Class action counsel  have a lot at stake, including recovering their own fees. Their choice of forum to resolve the claims of the class and the insurance coverage that might be available for any stipulated judgment or settlement can be critical to the outcome.   As a result, class action counsel has been very proactive in “securing” where the class action dispute will be resolved and what court addresses the availability of coverage. Some of their  procedural and substantive machinations, however, have recently been struck down by  the United States Supreme Court and the Illinois Appellate Court.

 

Let’s take the Supreme Court decision first: the Standard Fire Insurance v. Knowles, No. 11-1450 (Mar. 19, 2013) decision

 

The Issue: Can the Plaintiff Class representative avoid federal court removal under Class Action Fairness Act (“CAFA”) by stipulating that he will not seek damages for the class in excess of $5 million?

Holding:  No.

Rationale:  CAFA directs that jurisdiction be determined by adding up the value of each person in the proposed class and assessing if the resulting sum exceeds $5 million.   A plaintiff who files a proposed class action "cannot legally bind members of the proposed class before the class is certified" by stipulating that he will seek less than $ 5 million.  The class counsel lacked authority to concede the amount in controversy for absent class members. 

 

Impact:  Class action counsel cannot  defeat federal court jurisdiction by filing stipulations seeking to lessen the true amount in controversy.  The Standard Fire ruling prevents the state court class action abuses that Congress intended to prohibit by its enactment of CAFA.

 

Now, let’s look at the Illinois Appellate Court decision in: Byer Clinic and Chiropractic Ltd v. State Farm Fire and Cas. Co.,  2013 IL App (1st) 113038

 

Issue: Does a class action TCPA plaintiff have standing to seek a declaration of rights over an insurer’s coverage when the insurer is defending its insured under a reservation of rights?

Holding: No.

Rationale: A declaratory judgment action is not intended to permit moot or hypothetical cases, or to enable parties to secure advisory opinions or legal advice from the court with respect to anticipated future difficulties.  The claim must contain an actual controversy capable of judicial determination. No actual controversy presently exists regarding State Farm’s duty to defend Kapraun, as State Farm is providing Kapraun with a defense.

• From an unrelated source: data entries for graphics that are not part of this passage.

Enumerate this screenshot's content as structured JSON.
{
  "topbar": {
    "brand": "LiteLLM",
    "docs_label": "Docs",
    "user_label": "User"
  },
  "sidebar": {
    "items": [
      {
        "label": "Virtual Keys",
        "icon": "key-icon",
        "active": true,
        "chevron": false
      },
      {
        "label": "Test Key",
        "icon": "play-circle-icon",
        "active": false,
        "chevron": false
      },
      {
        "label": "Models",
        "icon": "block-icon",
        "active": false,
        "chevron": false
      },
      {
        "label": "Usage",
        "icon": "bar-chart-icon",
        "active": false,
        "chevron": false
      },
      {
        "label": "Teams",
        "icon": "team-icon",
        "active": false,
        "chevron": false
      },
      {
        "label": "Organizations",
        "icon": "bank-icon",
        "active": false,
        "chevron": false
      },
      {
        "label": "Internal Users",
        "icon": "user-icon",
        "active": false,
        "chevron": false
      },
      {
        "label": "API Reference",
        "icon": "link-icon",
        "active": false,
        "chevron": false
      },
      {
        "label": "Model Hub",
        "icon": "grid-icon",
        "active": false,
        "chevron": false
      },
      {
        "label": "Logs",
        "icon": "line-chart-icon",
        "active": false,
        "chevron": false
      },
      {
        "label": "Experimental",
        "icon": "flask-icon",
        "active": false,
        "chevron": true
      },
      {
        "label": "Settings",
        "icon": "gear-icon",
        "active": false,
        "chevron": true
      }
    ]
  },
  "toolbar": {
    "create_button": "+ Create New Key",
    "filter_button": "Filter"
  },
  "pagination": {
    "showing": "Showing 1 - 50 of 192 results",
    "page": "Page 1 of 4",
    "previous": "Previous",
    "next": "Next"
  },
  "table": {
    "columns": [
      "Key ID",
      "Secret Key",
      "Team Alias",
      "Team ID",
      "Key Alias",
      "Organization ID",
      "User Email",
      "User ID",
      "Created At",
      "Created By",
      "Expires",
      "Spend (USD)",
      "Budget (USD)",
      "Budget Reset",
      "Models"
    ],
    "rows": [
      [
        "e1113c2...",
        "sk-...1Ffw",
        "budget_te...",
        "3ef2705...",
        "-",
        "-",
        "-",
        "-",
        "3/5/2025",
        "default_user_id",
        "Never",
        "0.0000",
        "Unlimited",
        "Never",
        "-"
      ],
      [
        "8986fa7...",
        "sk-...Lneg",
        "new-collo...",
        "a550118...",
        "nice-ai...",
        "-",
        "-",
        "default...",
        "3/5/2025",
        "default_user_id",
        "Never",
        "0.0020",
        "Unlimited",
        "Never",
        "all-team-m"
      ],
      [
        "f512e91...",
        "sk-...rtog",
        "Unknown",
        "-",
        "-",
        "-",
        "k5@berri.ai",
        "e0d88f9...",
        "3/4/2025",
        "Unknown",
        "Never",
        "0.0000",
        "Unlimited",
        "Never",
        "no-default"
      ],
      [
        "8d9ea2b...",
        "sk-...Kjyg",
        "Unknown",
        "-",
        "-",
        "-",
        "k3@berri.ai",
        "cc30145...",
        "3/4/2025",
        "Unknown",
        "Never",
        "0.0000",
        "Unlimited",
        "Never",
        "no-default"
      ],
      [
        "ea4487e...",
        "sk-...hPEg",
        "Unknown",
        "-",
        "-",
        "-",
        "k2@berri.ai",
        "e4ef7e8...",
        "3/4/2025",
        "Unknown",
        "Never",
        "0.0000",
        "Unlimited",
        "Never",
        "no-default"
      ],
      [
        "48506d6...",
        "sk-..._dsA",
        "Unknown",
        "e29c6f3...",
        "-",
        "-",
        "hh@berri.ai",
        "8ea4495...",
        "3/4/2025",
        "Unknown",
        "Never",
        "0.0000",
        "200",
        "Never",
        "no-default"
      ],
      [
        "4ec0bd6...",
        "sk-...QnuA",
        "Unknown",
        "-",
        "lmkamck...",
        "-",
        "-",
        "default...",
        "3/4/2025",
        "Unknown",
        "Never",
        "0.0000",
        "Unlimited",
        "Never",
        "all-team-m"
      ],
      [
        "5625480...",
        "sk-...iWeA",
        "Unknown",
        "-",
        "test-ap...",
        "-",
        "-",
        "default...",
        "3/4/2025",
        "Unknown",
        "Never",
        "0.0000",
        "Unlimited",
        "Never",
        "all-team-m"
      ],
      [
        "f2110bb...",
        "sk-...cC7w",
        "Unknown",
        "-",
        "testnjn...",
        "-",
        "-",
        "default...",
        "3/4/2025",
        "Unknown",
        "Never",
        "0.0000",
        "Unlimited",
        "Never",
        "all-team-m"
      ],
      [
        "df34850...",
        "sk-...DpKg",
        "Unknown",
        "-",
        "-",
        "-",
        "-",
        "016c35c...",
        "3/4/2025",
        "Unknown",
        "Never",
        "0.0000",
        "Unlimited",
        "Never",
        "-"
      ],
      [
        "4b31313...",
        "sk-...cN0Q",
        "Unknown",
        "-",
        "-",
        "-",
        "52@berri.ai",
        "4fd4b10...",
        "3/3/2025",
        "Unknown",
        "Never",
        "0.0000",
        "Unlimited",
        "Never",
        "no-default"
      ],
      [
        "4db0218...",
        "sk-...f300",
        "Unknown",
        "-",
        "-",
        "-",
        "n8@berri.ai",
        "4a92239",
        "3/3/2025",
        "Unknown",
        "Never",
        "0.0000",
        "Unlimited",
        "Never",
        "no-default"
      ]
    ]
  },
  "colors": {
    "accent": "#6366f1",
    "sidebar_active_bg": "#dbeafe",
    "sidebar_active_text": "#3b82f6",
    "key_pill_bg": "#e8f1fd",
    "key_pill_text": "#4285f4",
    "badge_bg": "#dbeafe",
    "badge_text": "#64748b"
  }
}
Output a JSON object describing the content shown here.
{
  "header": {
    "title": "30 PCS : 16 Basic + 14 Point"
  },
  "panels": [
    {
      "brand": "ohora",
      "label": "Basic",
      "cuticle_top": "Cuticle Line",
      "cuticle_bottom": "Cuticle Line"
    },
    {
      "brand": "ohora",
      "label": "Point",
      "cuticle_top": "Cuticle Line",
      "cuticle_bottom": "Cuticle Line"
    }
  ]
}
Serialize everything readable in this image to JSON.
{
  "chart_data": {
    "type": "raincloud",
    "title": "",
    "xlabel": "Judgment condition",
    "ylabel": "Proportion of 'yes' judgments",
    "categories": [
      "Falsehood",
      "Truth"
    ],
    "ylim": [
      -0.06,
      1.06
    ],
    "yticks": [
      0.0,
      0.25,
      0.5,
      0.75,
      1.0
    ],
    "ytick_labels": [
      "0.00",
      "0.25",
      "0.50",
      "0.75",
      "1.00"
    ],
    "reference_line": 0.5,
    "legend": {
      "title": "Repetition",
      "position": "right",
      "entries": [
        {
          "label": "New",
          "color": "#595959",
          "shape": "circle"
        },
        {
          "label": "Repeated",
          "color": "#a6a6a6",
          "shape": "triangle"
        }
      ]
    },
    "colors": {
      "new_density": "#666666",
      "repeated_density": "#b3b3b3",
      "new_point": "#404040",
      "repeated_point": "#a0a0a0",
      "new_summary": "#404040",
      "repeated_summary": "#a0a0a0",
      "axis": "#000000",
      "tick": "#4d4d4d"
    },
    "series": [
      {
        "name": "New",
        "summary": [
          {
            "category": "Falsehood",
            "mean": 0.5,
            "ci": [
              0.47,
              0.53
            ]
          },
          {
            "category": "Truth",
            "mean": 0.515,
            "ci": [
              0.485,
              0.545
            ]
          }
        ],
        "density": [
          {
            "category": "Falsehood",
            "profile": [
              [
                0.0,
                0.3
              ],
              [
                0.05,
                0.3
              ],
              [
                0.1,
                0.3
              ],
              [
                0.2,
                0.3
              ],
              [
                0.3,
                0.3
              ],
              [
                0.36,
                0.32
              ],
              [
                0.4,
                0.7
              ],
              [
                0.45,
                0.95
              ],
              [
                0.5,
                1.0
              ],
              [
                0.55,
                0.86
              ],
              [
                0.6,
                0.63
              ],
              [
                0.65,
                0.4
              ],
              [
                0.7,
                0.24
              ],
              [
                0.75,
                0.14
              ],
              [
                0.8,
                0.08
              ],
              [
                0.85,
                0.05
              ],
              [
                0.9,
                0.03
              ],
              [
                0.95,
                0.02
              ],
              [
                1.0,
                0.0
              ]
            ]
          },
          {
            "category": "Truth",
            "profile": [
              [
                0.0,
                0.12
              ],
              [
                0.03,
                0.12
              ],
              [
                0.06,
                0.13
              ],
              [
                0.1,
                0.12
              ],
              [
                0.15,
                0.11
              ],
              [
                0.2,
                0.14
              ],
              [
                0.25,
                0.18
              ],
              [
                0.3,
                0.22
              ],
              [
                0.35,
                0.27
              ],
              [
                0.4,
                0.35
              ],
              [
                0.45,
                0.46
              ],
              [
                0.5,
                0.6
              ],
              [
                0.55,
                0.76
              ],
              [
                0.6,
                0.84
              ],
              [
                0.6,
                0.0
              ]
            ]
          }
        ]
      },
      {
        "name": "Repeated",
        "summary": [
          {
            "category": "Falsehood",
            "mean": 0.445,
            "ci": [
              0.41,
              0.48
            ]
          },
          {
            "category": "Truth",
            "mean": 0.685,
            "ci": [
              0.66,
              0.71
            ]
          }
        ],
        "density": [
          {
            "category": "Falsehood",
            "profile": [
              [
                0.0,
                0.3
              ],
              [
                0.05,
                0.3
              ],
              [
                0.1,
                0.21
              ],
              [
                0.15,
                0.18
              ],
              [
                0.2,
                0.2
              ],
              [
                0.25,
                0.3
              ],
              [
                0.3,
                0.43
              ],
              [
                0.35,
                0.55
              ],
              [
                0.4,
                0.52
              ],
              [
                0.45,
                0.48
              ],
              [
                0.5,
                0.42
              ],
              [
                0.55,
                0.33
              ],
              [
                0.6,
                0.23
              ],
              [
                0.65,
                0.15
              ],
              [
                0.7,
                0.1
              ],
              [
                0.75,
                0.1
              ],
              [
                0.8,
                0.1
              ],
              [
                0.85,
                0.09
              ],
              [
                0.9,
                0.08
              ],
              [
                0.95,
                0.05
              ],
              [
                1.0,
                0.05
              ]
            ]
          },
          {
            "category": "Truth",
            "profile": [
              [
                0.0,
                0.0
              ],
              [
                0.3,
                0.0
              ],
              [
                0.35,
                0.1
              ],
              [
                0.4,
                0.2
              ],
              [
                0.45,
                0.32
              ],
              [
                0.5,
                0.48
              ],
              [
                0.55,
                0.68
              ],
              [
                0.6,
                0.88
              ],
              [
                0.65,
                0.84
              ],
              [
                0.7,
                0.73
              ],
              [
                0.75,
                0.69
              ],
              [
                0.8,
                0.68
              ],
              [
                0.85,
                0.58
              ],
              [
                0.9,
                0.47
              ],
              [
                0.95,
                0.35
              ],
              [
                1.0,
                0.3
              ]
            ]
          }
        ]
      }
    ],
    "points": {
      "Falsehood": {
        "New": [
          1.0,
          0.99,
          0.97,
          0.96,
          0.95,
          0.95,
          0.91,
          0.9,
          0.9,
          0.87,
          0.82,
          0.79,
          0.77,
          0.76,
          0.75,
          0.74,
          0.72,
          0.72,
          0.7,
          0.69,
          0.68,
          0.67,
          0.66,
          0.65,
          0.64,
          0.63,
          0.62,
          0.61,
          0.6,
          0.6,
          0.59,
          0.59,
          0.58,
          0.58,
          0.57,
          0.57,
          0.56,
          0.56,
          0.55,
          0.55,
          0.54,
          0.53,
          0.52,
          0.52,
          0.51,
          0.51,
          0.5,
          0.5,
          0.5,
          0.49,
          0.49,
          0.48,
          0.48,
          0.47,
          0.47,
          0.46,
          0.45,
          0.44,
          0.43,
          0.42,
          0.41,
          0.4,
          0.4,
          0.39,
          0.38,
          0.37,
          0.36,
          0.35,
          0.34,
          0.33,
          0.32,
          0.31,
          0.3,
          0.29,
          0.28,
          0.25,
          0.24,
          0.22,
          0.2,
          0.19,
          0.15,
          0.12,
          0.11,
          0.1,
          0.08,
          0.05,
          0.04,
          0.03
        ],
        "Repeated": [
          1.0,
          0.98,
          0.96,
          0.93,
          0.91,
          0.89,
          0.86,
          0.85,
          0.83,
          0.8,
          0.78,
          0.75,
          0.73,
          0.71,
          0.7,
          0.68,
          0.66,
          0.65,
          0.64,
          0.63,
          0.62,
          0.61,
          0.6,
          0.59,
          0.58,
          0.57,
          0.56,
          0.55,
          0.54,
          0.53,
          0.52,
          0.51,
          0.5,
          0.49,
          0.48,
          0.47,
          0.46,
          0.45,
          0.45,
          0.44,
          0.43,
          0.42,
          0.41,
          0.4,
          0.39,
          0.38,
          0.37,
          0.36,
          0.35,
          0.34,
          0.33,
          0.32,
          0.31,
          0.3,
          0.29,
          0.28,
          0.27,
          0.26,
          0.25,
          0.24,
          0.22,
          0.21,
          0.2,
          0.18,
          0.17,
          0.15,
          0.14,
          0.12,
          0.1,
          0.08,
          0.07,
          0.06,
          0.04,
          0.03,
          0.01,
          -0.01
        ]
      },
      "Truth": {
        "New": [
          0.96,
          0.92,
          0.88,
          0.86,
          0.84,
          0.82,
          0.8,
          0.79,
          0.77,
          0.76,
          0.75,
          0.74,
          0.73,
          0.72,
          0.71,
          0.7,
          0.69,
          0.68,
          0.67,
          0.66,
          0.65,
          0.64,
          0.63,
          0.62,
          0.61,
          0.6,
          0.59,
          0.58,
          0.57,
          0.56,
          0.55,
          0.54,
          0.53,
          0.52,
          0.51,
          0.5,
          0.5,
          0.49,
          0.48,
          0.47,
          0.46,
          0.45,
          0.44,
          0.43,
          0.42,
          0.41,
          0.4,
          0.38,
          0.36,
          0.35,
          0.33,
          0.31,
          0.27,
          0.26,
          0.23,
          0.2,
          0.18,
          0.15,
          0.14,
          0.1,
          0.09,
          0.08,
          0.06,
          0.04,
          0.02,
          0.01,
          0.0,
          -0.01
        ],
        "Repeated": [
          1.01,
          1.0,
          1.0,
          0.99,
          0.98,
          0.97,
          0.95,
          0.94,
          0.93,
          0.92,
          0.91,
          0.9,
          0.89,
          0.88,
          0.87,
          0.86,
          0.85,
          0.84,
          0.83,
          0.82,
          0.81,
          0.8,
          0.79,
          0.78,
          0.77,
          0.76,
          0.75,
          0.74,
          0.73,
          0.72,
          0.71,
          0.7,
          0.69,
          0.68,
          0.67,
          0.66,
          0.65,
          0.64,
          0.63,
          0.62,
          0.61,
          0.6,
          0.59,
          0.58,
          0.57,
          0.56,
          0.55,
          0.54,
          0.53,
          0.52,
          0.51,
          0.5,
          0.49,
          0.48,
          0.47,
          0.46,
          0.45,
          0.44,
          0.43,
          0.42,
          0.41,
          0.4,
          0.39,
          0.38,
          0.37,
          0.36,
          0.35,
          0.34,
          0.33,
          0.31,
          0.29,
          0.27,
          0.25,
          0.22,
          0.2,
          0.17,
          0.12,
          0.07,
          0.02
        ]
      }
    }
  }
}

Impact: Interestingly, State Farm, while providing a defense to its insured in the IL TCPA class action suit, had filed its own declaratory judgment action against its insured in Michigan, where its  insured maintained its place of business.   The class plaintiff’s filing of a declaratory judgment action in IL appears to be an ill-faited race to the courthouse and unsuccessful attempt to have an IL court resolve the coverage issues.